# real estate job offer



## thomas1991 (May 25, 2014)

I have recently been offered a job with a company called Quantum Real Estate in dubai and wondered if anyone has heard of this company or has any information on them at all?

Also is it normal for a real estate job in dubai to be solely commission based?

Going to be moving out in July for this job so any information/help would be much appreciated!

Cheers.


----------



## londonmandan (Jul 23, 2013)

AFAIK Most real estate jobs are commission based jobs just like IFA jobs and pretty much any 'sales' role out here.


----------



## JonGard (Aug 18, 2013)

If you have no support network of friends or family here it is a MASSIVE risk to move for a commission-only job.

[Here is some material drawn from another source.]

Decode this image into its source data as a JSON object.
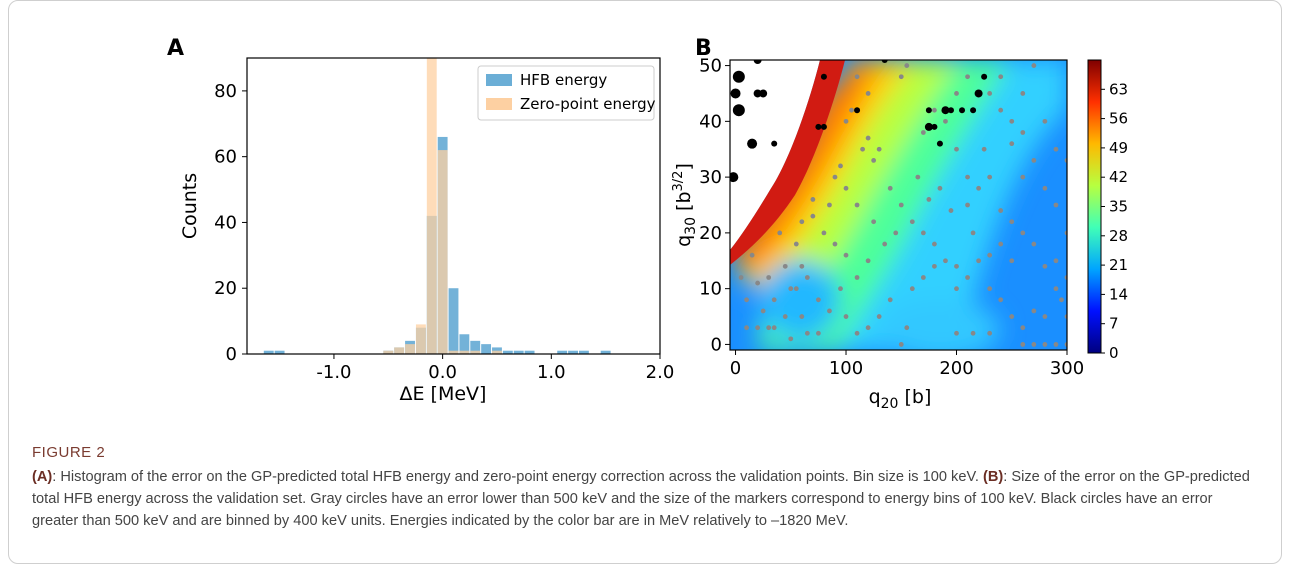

Please think carefully, as if you don't hit your targets you'll more than likely be out on your arse after two months.


----------



## vantage (May 10, 2012)

there are a lot of threads on RE jobs here, as well as RE job queries in the salaries thread.

Sit back, have a good read, and then come back with more questions, if it still sounds like a good idea!

As previously noted, your outgoings are going to be huge until your uncertain incomings materialise...


----------



## merynstewart (Aug 5, 2015)

Hi thomas1991,

Did you end up taking the job? I have an upcoming interview with Quantum but unsure about the salary / commission issue. 

How did it go for you?


----------



## webmongaz (Feb 2, 2011)

I doubt it as he's not returned to the forum since the day he posted it last year!


----------



## merynstewart (Aug 5, 2015)

Haha, yes I see that, oh well! Hope it went well for him whatever he did then!


----------